Negli ambienti accademici lo si conobbe nel 1964, allorché, in collaborazione con Jean-Claude Passeron, pubblicò Les héritiers. Les étudiants et la culture: ben quattro anni prima del maggio '68, criticò duramente l'insegnamento superiore in Francia, il sistema scolastico e universitario chiuso ed «elitario». Intendeva per gli héritiers i figli delle élites. Sull'incapacità di garantire il ricambio tornò nel 1990, sempre con Passeron, in La reproduction. Eléments pour une théorie du système d'enseignement.

Negli anni '90 tentò di portare all'attenzione delle cronache il movimento sociale e di incarnare quella che per lui era «una sinistra di sinistra», contro il neoliberismo, che rifiutasse i compromessi consentiti, a suo avviso, dal Partito socialista, la «blairizzazione» della sinistra al governo. Contro il silenzio dei politici, chiamò a mobilitazione gli intellettuali: «Intendo difendere la possibilità e la necessità di un intellettuale critico» spiegò. Poiché «non vi è vera democrazia senza un reale contropotere critico. E questo è l'intellettuale». E nella rivista da lui fondata, Actes de la recherche en sciences sociales, fu passata al setaccio l'innocenza degli intellettuali e degli scrittori, e i loro fatti e gesta ricollocati nei rispettivi interessi individuali.

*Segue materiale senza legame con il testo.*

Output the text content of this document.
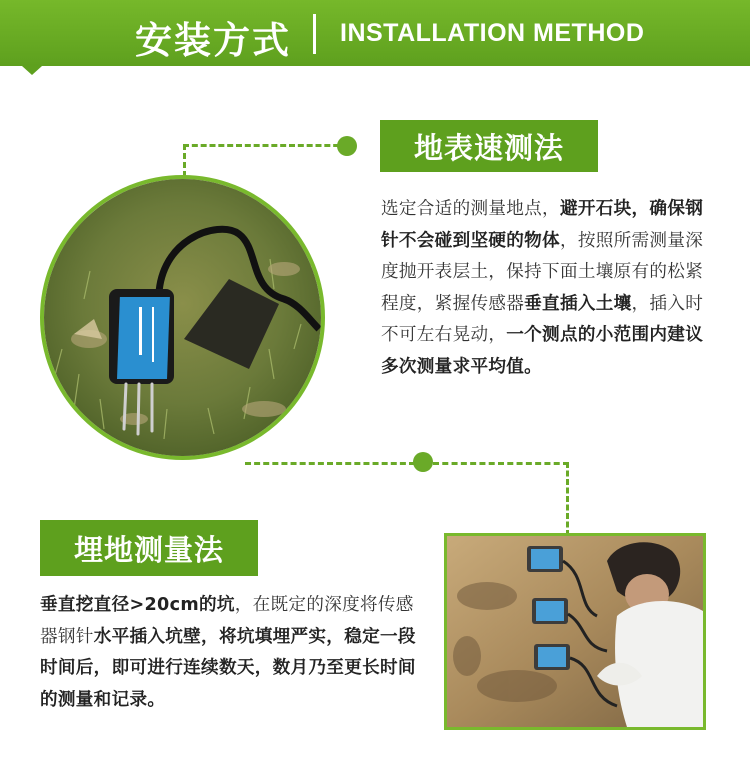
安装方式 INSTALLATION METHOD
地表速测法
选定合适的测量地点，避开石块，确保钢针不会碰到坚硬的物体，按照所需测量深度抛开表层土，保持下面土壤原有的松紧程度，紧握传感器垂直插入土壤，插入时不可左右晃动，一个测点的小范围内建议多次测量求平均值。
埋地测量法
垂直挖直径>20cm的坑，在既定的深度将传感器钢针水平插入坑壁，将坑填埋严实，稳定一段时间后，即可进行连续数天，数月乃至更长时间的测量和记录。
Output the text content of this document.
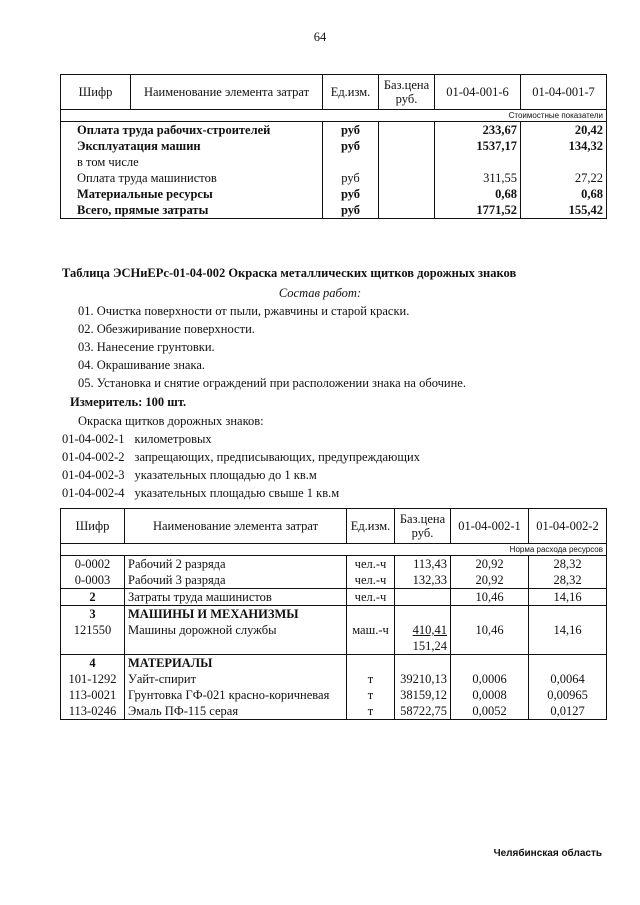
64
Шифр	Наименование элемента затрат	Ед.изм.	Баз.цена руб.	01-04-001-6	01-04-001-7
Стоимостные показатели					
Оплата труда рабочих-строителей		руб		233,67	20,42
Эксплуатация машин		руб		1537,17	134,32
в том числе					
Оплата труда машинистов		руб		311,55	27,22
Материальные ресурсы		руб		0,68	0,68
Всего, прямые затраты		руб		1771,52	155,42
Таблица ЭСНиЕРс-01-04-002 Окраска металлических щитков дорожных знаков
Состав работ:
01. Очистка поверхности от пыли, ржавчины и старой краски.
02. Обезжиривание поверхности.
03. Нанесение грунтовки.
04. Окрашивание знака.
05. Установка и снятие ограждений при расположении знака на обочине.
Измеритель: 100 шт.
Окраска щитков дорожных знаков:
01-04-002-1 километровых
01-04-002-2 запрещающих, предписывающих, предупреждающих
01-04-002-3 указательных площадью до 1 кв.м
01-04-002-4 указательных площадью свыше 1 кв.м
Шифр	Наименование элемента затрат	Ед.изм.	Баз.цена руб.	01-04-002-1	01-04-002-2
Норма расхода ресурсов					
0-0002	Рабочий 2 разряда	чел.-ч	113,43	20,92	28,32
0-0003	Рабочий 3 разряда	чел.-ч	132,33	20,92	28,32
2	Затраты труда машинистов	чел.-ч		10,46	14,16
3	МАШИНЫ И МЕХАНИЗМЫ				
121550	Машины дорожной службы	маш.-ч	410,41	10,46	14,16
			151,24		
4	МАТЕРИАЛЫ				
101-1292	Уайт-спирит	т	39210,13	0,0006	0,0064
113-0021	Грунтовка ГФ-021 красно-коричневая	т	38159,12	0,0008	0,00965
113-0246	Эмаль ПФ-115 серая	т	58722,75	0,0052	0,0127
Челябинская область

Alla battaglia contro il neo­liberismo Bourdieu aveva dedicato tutte le sue energie, attaccando i mass-media, che riteneva sottomessi a una crescente logica commerciale e ai quali rimproverava di dare la parola a «saggisti chiacchieroni e incompetenti». In uno dei suoi ultimi interventi, nel 1999, si era rivolto ai responsabili dei grandi gruppi di comunicazione: «questo potere simbolico che, nella maggior parte delle società, era distinto dal potere politico ed economico, è adesso tutto insieme nelle mani delle stesse persone, che detengono il controllo dei grandi gruppi di comunicazione, cioè dell'insieme degli strumenti di produzione e di diffusione dei beni culturali».

Per dare spazio a voci denuncianti il liberismo e la corruzione dei mass-media aveva fondato nel 1996 L'Associazione «Liber/Raisons d'agir», che pubblicava volumi socialmente impegnati. Sur la télévision, primo testo apparso, metteva in evidenza i meccanismi della censura invisibile esercitata sul piccolo schermo, analizzava i procedimenti di fabbricazione delle immagini e dei discorsi televisivi, e spiegava anche la maniera in cui la logica dell'audience ha alterato le diverse sfere della produzione culturale.

Ancora nel 1998, mentre appariva La domination masculine, - ispirato al racconto di Virginia Wolf Passeggiata al faro, in cui torna sul rapporto uomo-donna, tentando di esplorare le «strutture simboliche di quell'inconscio androcentrico che sopravvive al giorno d'oggi negli uomini e nelle donne».- sosteneva la causa dei disoccupati e, in un intervento all'Ecole Normale Supérieure della rue d'Ulm, definì: «Il movimento dei disoccupati un miracolo sociale».